Sur une de îles de la “Terra Archipelagos” , battue par les tempêtes, ressemblant à s’y méprendre à un miroir dressé, Lucian, tout comme l'Enfant Lune, avant lui, fait face à l’océan de nos incertitudes… En ce miroir se dresse fièrement, un théâtre de fortune, oui, mais vivant, peuplé de fragments et de fables, où le vent lui-même devient un personnage… ou l’auteur d’une parole errante à travers les mondes. Sur certaines pentes orientées vers l’est, là où la lumière s’attarde plus longtemps, des plantes pionnières s’installent. Un œil attentif peut distinguer de minuscules figuiers marins, aloès effilés aux feuilles charnues bordées d’épines couleur cuivre, et, à ras de terre, des mousses noires qui semblent absorber la lumière au lieu de la réfléchir… avant que… un instant plus tard, à peine le temps de tourner la page… tout ait disparu.
Pendant que Lucian voyage dans l’Archipel cherchant les traces de ceux qui l’ont précédé Félix retrouve dans ses carnets la suite d’une lettre de Lucian qu’il avait fini par oublier.
Félix… je vais vous faire une confidence étrange.
Il m’arrive de penser que certaines figures naissent avant même les êtres qui les porteront.
Vous voyez déjà le danger d’une telle pensée… et je l’aperçois moi-même… Mais écoutez-moi jusqu’au bout. Quand une figure apparaît véritablement, elle produit autour d’elle une série de cohérences qui semblent rétrospectives. Tout à coup des souvenirs anciens deviennent lisibles. Des rencontres prennent un autre sens. Des images isolées se rejoignent comme des fragments de métal attirés par un même aimant enfoui sous la table. C’est précisément cela qui me trouble dans les dessins. Je croyais au départ qu’ils représentaient quelque chose. Aujourd’hui je commence à craindre qu’ils produisent quelque chose. Comprenez-vous la différence?
La première hypothèse appartient encore à l’ordre du regard. La seconde concerne l’ordre des causes.

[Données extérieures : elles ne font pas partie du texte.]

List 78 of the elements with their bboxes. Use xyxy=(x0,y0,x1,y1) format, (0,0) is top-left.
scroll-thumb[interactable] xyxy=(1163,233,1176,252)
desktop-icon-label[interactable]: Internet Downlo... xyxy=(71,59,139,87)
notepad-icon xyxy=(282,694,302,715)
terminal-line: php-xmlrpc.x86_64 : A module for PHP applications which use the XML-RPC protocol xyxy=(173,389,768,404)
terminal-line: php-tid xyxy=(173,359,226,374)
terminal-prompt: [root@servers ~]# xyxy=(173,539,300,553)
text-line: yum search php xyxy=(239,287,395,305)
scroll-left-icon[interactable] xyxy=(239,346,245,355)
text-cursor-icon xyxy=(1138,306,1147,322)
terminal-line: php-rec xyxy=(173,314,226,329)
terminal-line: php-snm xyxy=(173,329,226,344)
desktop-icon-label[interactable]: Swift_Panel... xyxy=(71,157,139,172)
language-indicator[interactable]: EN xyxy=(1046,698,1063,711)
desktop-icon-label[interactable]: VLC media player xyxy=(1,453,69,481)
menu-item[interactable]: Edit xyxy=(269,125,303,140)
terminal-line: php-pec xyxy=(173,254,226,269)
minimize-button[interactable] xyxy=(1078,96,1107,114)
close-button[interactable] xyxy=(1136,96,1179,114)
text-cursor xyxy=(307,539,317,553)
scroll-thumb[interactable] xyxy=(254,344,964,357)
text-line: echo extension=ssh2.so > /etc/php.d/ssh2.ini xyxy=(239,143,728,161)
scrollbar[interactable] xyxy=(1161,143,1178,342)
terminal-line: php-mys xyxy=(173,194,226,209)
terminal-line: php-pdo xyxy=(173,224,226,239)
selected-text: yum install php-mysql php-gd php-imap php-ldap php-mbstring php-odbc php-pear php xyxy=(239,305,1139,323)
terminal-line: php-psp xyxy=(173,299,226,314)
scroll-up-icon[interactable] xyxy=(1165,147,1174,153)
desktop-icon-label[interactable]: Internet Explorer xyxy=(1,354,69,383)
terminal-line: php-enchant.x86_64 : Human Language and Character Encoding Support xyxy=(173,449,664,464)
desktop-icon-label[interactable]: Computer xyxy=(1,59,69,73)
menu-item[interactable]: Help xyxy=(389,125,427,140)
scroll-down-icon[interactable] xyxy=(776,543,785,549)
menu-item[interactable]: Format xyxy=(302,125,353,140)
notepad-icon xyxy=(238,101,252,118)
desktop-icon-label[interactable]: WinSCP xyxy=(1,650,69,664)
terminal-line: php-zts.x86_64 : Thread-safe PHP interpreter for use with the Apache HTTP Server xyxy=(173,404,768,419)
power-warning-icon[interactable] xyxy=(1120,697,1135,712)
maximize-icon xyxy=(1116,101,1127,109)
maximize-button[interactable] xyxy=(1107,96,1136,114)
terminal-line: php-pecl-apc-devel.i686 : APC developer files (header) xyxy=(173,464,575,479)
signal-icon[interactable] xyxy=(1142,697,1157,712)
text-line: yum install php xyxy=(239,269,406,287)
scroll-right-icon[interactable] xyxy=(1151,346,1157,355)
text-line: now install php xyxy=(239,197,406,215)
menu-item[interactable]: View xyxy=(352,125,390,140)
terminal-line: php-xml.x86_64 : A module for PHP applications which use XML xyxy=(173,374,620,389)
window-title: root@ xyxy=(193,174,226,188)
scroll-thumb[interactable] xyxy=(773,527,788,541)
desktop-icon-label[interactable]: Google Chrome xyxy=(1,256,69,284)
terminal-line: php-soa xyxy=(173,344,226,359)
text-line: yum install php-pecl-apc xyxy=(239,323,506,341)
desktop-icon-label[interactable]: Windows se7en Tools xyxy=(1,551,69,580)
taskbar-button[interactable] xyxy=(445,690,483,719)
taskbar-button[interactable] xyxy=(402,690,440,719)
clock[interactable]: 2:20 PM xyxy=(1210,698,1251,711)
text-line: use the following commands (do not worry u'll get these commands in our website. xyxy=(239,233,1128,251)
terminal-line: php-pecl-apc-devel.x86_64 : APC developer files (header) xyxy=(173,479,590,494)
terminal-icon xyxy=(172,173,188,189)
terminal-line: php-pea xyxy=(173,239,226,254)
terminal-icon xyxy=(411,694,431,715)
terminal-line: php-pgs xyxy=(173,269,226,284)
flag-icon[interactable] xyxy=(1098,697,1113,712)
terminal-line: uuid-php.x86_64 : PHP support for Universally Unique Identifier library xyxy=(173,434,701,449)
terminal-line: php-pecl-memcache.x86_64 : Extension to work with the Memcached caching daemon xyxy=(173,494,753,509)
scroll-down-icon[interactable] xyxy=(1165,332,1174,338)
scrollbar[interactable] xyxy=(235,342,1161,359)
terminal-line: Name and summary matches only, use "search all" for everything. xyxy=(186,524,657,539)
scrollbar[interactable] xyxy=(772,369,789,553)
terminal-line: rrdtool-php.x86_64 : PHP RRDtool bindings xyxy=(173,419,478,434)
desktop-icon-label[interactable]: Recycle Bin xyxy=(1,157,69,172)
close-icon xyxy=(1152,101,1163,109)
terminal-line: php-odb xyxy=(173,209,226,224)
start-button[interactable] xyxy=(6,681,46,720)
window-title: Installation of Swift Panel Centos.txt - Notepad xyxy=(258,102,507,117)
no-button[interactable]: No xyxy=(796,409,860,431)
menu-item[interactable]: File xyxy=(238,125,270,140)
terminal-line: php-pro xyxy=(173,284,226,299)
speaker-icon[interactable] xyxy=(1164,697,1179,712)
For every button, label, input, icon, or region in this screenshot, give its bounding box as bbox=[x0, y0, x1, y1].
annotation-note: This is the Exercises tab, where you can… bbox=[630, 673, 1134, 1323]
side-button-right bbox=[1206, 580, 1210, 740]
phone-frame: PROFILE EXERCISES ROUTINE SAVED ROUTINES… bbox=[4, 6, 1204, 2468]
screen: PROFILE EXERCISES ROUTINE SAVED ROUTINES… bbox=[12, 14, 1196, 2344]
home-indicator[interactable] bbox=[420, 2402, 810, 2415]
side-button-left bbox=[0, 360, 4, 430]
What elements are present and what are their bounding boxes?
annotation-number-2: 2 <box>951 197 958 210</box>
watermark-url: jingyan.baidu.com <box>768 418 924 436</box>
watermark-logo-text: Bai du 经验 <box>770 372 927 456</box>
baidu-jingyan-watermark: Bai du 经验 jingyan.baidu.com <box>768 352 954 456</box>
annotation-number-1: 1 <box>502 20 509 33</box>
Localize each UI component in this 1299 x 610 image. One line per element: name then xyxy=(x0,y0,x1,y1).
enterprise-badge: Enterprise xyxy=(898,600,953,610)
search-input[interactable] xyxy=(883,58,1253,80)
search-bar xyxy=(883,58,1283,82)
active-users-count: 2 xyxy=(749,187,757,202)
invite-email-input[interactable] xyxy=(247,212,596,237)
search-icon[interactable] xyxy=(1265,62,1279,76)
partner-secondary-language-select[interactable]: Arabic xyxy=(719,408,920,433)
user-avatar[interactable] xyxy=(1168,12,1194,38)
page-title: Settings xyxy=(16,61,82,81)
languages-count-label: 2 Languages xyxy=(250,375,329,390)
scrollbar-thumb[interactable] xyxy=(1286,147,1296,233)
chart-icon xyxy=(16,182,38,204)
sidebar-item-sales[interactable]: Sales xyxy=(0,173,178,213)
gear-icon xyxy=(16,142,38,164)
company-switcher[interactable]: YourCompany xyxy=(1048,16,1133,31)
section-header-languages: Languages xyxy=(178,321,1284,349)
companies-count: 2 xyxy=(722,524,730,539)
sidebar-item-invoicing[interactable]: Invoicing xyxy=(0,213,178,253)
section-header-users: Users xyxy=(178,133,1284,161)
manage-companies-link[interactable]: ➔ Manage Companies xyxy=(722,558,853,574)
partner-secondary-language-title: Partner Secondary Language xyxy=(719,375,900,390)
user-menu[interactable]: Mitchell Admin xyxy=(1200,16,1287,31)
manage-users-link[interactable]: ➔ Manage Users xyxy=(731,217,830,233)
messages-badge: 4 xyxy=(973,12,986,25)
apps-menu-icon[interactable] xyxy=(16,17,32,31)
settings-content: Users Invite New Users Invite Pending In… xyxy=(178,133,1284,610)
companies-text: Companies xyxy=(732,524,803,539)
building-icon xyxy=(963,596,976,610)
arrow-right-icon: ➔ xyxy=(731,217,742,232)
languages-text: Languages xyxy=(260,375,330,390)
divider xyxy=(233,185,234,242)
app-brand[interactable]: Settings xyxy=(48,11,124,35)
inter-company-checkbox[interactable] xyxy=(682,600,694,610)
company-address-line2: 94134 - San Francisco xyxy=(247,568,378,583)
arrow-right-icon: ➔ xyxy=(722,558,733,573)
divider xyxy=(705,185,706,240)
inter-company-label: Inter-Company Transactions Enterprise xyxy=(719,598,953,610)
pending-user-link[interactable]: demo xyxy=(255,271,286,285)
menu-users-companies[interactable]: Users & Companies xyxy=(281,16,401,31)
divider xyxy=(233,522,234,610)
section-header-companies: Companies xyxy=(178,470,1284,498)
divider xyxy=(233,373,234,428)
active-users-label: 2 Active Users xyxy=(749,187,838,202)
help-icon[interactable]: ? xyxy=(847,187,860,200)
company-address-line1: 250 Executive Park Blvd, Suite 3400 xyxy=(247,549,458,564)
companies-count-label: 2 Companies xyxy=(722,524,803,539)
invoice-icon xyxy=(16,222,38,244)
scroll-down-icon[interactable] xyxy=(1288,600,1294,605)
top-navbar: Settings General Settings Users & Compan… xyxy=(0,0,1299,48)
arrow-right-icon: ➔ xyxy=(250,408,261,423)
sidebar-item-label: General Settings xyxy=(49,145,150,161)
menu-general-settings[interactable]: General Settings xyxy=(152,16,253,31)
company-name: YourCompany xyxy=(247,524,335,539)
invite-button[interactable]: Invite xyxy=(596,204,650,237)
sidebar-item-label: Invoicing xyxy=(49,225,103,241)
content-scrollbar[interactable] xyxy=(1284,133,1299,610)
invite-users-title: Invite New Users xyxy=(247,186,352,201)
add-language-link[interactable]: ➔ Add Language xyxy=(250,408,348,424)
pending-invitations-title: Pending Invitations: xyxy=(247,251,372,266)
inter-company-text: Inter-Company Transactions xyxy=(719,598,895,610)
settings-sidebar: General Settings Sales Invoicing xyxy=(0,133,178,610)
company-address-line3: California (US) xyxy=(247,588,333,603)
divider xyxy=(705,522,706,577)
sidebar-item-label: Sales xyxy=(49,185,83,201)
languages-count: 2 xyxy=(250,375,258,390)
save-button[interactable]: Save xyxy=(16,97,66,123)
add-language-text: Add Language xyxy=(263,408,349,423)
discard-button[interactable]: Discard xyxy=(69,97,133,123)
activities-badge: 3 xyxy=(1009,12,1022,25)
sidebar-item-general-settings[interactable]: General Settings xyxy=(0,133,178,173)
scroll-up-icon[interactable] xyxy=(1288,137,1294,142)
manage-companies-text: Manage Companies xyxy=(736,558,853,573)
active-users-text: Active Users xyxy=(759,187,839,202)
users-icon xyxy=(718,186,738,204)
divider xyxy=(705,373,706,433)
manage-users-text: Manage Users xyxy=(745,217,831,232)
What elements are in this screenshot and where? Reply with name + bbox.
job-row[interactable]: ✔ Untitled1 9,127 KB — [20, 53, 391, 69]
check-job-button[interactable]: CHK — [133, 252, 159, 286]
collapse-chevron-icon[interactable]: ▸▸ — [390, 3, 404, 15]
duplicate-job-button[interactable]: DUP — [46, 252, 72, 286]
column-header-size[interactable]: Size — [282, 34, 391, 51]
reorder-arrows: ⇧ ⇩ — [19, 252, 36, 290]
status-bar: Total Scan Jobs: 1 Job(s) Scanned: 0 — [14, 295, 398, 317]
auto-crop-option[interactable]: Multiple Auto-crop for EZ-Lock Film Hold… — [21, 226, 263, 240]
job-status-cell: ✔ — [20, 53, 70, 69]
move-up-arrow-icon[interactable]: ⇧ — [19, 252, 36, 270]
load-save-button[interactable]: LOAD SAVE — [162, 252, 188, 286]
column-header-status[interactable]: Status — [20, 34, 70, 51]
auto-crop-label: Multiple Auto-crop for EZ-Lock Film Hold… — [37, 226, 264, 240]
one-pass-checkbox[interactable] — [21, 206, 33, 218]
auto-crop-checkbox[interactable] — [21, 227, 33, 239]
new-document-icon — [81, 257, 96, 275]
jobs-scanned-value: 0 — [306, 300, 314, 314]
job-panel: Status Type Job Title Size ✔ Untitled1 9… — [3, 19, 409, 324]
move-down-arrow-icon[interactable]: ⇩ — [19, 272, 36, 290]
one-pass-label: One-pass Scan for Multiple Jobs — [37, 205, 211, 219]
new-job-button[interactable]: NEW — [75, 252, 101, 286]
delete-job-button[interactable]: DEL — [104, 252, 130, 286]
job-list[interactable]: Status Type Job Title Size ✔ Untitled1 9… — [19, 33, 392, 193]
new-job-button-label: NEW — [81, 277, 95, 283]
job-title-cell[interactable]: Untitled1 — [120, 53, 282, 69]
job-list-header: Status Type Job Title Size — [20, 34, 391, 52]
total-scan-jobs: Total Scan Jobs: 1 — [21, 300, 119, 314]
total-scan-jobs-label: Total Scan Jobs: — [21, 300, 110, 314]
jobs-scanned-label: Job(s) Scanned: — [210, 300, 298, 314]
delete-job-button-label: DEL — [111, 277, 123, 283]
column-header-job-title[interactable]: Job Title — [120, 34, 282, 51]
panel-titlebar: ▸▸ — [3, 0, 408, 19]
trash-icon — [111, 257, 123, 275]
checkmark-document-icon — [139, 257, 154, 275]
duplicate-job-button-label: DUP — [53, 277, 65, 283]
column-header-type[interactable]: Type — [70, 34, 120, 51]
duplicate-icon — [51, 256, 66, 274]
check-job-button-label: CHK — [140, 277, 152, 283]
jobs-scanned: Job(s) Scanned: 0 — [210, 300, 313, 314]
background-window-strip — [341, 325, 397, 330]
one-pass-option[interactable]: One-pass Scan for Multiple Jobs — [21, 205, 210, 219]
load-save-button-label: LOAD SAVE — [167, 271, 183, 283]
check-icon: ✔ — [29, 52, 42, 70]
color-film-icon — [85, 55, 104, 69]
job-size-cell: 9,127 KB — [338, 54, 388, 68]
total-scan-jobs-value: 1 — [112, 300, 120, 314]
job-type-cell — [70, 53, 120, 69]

Et si certaines images n’étaient pas seulement des reflets mais des agents?
Et si elles possédaient cette puissance silencieuse des verae causae dont parlait Herschel?
Je vous entends déjà protester que je glisse dangereusement vers le symbolisme ou la superstition. Peut-être. Mais les anciens savaient parfois reconnaître ce que notre époque refuse même de nommer: certaines formes transforment le réel simplement parce qu’elles organisent autrement l’attention, la mémoire, l’attente et le désir. Après tout, une nation entière peut mourir pour un drapeau qui n’est qu’un morceau de tissu.
Un homme peut traverser un continent pour un visage aperçu une seule fois.
Une enfance peut être gouvernée durant cinquante ans par une phrase entendue dans un escalier ou caché derrière une porte..
Pourquoi les figures seraient-elles moins réelles que les pierres?
J’irai plus loin encore.
Je commence à soupçonner que les personnages les plus puissants ne sont pas inventés par leurs auteurs dans le sens naïf du terme. Ils émergent. Ils se condensent lentement à travers des lectures, des souvenirs, des peurs, des copies, des voix entendues derrière les portes, des rêves dont personne ne revendique véritablement la propriété.
Puis un jour quelqu’un leur sert de passage.
Voilà peut-être le véritable écrivain: non celui qui crée, mais celui qui laisse entrer.
Je m’arrête ici. Non parce que je n’ai plus rien à dire, mais parce que certaines idées deviennent plus dangereuses à mesure qu’on les formule clairement… Et puis il est très tard. La mer frappe les falaises comme une immense respiration noire.
Les dessins, bien que toujours retournés contre le mur me donnent pourtant l’impression absurde qu’ils continuent de me regarder.